Проснувшись, Гольдмунд увидел, что Лизе занята своими черными волосами. Он смотрел на нее какое-то время, рассеянный и лишь наполовину проснувшийся.

– Ты уже не спишь? – сказал он наконец.

Она резко повернулась к нему, как будто в испуге.

– Мне нужно идти, – сказала она, несколько подавленно и смущенно. – Я не хотела тебя будить.

– Ну, вот я и проснулся. Нам ведь нужно двигаться дальше? Мы же бездомные.

– Я – да, – сказала Лизе. – А ты ведь живешь в монастыре.

– Я больше не живу в монастыре, я, как и ты, я совсем один, и у меня нет никакой цели Я пойду с тобой, разумеется.

Она посмотрела в сторону.

– Гольдмунд, тебе нельзя со мной.

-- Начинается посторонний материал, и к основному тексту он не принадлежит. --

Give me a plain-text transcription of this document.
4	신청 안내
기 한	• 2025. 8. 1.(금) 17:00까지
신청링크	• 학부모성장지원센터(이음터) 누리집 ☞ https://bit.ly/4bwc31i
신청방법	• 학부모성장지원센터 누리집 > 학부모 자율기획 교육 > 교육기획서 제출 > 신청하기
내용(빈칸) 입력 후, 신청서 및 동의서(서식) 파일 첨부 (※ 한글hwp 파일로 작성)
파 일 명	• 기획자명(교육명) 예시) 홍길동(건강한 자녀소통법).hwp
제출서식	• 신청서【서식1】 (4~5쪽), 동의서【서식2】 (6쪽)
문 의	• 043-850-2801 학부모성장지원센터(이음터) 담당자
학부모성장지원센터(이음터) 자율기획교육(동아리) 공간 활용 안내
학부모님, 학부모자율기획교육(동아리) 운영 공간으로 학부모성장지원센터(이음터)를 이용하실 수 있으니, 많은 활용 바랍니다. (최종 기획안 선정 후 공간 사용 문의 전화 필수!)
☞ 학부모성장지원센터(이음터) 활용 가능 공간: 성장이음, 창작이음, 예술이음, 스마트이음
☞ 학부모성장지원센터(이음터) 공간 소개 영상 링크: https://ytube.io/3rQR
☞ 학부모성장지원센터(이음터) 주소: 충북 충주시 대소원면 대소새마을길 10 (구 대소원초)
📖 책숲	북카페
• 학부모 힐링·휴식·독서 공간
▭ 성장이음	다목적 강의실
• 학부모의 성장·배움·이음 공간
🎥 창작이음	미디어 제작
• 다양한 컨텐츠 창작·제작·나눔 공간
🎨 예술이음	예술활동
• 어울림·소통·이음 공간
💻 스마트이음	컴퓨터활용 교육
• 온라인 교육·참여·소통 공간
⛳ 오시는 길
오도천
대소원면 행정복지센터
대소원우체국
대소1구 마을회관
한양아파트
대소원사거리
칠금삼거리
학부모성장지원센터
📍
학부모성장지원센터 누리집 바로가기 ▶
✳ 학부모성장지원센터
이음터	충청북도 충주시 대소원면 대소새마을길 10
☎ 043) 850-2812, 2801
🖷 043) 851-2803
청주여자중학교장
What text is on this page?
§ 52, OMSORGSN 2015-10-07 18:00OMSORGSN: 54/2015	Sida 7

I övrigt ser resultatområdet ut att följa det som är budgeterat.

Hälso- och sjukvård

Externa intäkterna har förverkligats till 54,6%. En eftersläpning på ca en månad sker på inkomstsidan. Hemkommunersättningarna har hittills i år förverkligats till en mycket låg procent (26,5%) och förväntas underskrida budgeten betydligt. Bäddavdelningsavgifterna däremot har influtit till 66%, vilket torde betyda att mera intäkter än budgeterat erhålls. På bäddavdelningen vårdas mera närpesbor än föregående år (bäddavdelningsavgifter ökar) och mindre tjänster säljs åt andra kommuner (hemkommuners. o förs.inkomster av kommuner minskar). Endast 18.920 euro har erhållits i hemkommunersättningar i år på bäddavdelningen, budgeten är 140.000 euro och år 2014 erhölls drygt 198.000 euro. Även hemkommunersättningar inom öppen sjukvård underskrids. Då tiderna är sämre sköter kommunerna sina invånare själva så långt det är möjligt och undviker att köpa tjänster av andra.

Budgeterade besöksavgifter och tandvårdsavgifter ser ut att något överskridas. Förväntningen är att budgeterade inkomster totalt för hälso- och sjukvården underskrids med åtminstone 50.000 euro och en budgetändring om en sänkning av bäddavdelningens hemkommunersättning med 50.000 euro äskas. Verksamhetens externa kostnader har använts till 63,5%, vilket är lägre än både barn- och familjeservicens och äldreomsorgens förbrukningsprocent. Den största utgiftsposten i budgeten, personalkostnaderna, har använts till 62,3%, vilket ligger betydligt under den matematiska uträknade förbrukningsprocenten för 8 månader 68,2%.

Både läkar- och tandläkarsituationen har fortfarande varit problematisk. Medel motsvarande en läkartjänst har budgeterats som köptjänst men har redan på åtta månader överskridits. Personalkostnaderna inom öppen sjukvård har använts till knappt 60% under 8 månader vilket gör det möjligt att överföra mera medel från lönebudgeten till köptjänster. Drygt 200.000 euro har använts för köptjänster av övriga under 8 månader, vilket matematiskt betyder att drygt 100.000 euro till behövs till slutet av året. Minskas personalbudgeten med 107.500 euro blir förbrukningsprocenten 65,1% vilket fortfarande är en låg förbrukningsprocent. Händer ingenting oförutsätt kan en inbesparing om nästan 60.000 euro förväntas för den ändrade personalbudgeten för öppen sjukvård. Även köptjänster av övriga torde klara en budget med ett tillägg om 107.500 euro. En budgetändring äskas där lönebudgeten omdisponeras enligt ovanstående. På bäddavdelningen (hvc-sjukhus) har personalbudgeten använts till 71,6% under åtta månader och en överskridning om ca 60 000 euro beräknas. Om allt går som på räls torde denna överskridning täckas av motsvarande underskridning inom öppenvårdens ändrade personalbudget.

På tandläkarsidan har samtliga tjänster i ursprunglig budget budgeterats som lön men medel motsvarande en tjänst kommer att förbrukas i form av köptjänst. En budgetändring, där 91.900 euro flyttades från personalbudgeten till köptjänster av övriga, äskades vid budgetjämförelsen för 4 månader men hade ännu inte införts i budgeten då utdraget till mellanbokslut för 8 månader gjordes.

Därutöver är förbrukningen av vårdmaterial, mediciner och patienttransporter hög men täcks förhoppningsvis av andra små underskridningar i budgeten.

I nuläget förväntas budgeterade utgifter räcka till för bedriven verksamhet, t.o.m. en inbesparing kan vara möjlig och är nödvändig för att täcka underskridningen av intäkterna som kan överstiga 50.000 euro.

Я должна вернуться к мужу, он побьет меня за то, что меня не было всю ночь. Я скажу, что заблудилась. Но он, конечно, не поверит,

В этот момент Гольдмунд вспомнил, что Нарцисс предсказал ему это. И вот так оно и случилось.

Он встал и взял ее за руку.

– Я просчитался, – сказал он. – Я думал, мы будем вместе. А ты и вправду хотела оставить меня спящим и уйти не попрощавшись?

– Ах, я думала, ты разозлишься и, пожалуй, побьешь меня. То, что муж меня бьет, это уж так, для порядка. Но от тебя мне не хотелось бы получать тумака.

Он крепко держал ее за руку.

– Лизе, – сказал он, – я не буду бить тебя, ни сегодня, ни когда бы то ни было. Может, тебе лучше пойти со мной, а не с мужем, который колотит тебя?

Она рванулась, чтобы освободить руку.

– Нет, нет, нет, – закричала она со слезами в голосе.

И так как он почувствовал, что ее сердце рвется от него и что ей милее сносить побои от другого, чем добрые слова от него, он отпустил ее руку, и она начала плакать. Но сразу же побежала, закрывая руками мокрые глаза, она убегала прочь. Он не сказал ничего больше и смотрел ей вслед. Ему было жаль ее, как же она торопилась, убегая по скошенному лугу, влекомая какой-то силой, незнакомой силой, над которой ему следовало поразмыслить. Ему было жаль ее, но и самого себя тоже жаль немного; ему не повезло как будто, одиноко и как-то глупо сидел он, покинутый. Между тем он все еще чувствовал усталость и хотел спать, никогда еще он не был так утомлен. Еще будет время погоревать. Он опять заснул и пришел в себя, лишь когда ему стало жарко лежать на высоко поднявшемся солнце.

Теперь он отдохнул, он быстро поднялся, сбегал к ручью, умылся и напился. Опять нахлынули воспоминания той их ночи любви, как аромат диковинных цветов, поднимались картины, приятные, нежные ощущения. Он был погружен в них, бодро отправляясь в путь, перечувствовал все еще раз, вкушал, вдыхал и осязал все еще и еще раз. Сколько мечтаний осуществила для него эта чужая смуглая женщина, скольким бутонам дала распуститься, сколько любопытства и тоски утолила и сколько пробудила новой!

А перед ним лежало поле и луг, высохшая пустошь и темный лес, за ним, по-видимому, пойдут усадьбы и мельницы, деревня, город. Впервые мир лежал открытым перед ним, открытым и выжидающим, широким, принимая его, даря ему добро и причиняя боль. Он уже не ученик, что смотрит на мир в окно, его странствие – это уже не прогулка, неизменно кончавшаяся возвращением. Отныне этот огромный мир стал действительностью, он был частью его, в нем была его судьба, под единым небом, в любую погоду. Ничтожно малым был он в этом огромном мире, подобно зайцу или мошке, стремился в его зелено-голубую бесконечность. Тут колокол не прозвонит подъем, службу, занятия, обед.